We see the argument for locking in to the CPI, a measure calculated by the U.S. Bureau of Labor and Statistics of the variation in prices paid by typical consumers for retail goods and other items in a particular location – nationwide or on a more local scale.

As noted by City Manager Ray Towry and Sweet Home Sanitation officials, a lot of other local municipalities use the CPI to calculate their garbage rates.

It is, as they said, predictable. Once the rate for the previous 12 months has been established by the federal government, it will dictate what we pay for trash collection for the coming year.

However, as some council members pointed out, how well does the Portland-Salem CPI reflect realities in Sweet Home, which lagged behind the rest of the state in recovery from the recession of 2008? And do we really want to sign on to a deal that annually renews itself automatically for a six-year span? If it doesn’t work well for local residents, how easy would it be to reverse course?

Sweet Home Sanitation holds a monopoly on local trash service via an exclusive agreement with our government to provide that service. No one else can legally pick up our trash.

If the company intends to hold that monopoly and operate as if it were a public utility, the only game in town providing the service, then it should act like a utility in regards to this contract.

Every year, the council reviews water and sewer rates. It’s difficult for the councilors to increase rates, but they must. It’s a hard reality that rates must increase to cover operating expenses, and councilors must make that decision.

They don’t like it, and sometimes, they drag their feet.

That reluctant oversight by elected officials is the reality that Sweet Home Sanitation should face if it enjoys operating in a market with zero competitors. It should have to justify its rate increases every time.

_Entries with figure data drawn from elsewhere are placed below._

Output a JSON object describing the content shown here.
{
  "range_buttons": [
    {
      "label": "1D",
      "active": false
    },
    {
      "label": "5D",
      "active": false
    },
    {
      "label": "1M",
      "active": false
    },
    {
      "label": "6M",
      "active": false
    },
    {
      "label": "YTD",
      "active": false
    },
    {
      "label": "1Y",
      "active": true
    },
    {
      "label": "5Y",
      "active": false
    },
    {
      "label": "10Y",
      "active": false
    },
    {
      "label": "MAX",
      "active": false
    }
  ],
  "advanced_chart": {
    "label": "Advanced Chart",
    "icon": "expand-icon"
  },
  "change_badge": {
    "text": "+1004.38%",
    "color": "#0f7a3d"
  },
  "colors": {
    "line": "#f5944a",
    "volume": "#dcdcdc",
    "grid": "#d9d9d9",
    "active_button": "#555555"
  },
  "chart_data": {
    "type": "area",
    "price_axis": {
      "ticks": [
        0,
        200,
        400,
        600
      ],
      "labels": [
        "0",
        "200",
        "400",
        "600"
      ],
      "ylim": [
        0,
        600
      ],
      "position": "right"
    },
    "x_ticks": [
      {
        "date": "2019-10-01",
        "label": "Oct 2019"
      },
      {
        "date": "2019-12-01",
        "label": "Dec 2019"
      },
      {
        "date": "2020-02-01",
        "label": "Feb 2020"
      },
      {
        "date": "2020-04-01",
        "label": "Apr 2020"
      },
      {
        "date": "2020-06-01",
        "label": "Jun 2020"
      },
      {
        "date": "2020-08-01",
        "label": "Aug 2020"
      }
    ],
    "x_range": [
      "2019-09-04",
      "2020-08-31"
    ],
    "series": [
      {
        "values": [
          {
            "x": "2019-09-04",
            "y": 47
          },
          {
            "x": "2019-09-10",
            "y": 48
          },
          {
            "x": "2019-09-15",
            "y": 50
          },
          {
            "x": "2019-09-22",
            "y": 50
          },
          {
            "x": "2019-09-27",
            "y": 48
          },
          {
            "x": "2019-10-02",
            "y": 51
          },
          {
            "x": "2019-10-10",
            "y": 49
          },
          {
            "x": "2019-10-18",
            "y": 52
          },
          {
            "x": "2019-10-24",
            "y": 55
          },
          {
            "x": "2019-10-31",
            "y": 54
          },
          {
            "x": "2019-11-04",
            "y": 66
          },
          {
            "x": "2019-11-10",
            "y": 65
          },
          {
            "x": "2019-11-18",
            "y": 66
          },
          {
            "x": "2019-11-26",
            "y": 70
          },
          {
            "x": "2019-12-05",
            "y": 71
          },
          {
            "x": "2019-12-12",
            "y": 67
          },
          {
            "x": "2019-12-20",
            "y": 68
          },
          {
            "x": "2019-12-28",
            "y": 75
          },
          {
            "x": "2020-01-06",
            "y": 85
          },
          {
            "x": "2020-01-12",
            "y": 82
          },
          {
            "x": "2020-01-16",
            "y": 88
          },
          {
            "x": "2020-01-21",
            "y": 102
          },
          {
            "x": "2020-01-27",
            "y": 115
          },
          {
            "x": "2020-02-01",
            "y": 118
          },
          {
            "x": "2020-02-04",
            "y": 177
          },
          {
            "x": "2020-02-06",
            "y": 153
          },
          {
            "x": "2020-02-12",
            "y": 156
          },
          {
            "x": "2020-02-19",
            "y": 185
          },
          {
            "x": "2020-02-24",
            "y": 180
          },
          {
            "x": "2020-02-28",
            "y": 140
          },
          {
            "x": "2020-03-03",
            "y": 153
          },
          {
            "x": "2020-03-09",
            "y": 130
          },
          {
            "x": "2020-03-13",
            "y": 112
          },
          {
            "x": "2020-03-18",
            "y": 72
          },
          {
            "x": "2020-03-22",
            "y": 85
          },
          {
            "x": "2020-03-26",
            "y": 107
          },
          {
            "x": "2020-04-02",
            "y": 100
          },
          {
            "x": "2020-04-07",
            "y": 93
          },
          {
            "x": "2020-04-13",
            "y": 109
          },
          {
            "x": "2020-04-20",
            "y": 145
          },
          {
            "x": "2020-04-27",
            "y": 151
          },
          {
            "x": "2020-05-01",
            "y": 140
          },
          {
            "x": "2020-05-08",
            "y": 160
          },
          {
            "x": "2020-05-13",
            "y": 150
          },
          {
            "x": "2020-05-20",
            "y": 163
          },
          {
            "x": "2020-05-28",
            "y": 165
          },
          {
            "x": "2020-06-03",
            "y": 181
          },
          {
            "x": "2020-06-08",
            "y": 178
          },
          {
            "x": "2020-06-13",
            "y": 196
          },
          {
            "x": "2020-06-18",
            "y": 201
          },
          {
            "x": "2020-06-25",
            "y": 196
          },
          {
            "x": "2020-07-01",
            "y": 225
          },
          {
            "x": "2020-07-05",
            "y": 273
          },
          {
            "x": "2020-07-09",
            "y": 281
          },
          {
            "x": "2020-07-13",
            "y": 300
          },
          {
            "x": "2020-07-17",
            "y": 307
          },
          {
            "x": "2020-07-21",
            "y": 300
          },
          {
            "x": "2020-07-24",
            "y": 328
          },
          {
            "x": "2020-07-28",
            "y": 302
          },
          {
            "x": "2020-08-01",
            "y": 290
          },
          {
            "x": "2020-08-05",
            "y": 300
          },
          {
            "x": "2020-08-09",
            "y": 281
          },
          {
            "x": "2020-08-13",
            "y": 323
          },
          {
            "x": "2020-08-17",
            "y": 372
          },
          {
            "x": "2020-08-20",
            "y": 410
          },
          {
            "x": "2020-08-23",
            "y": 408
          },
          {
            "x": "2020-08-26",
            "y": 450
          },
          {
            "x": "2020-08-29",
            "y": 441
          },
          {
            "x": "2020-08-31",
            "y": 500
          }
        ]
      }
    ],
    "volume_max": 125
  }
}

That said, in all the years we’ve covered these increase, company officials have always brought modest rate proposals to the council. In the past 20 years, we can recall only one councilor ever giving Sweet Home Sanitation a hard time about it. At that time, Sweet Home Sanitation did a superb job justifying that request, and the council approved it.

The company has regularly justified its requests, and the council has simply approved them. That’s good government.

If a councilor wants to be grouchy about it, well that’s the councilor’s prerogative and maybe part of his or her job. That’s something for voters to decide. It’s also a hazard of being a public utility or, more technically accurately, a government-sanctioned monopoly with all privileges inherent in the concept.

Sweet Home Sanitation’s relationship with the community is a good one, as indicated by what we’ve described above.

It’s hard to see how a system that requires communication and building a case for price increases is wrong for Sweet Home – or for its trash collection provider. Hence, why change it?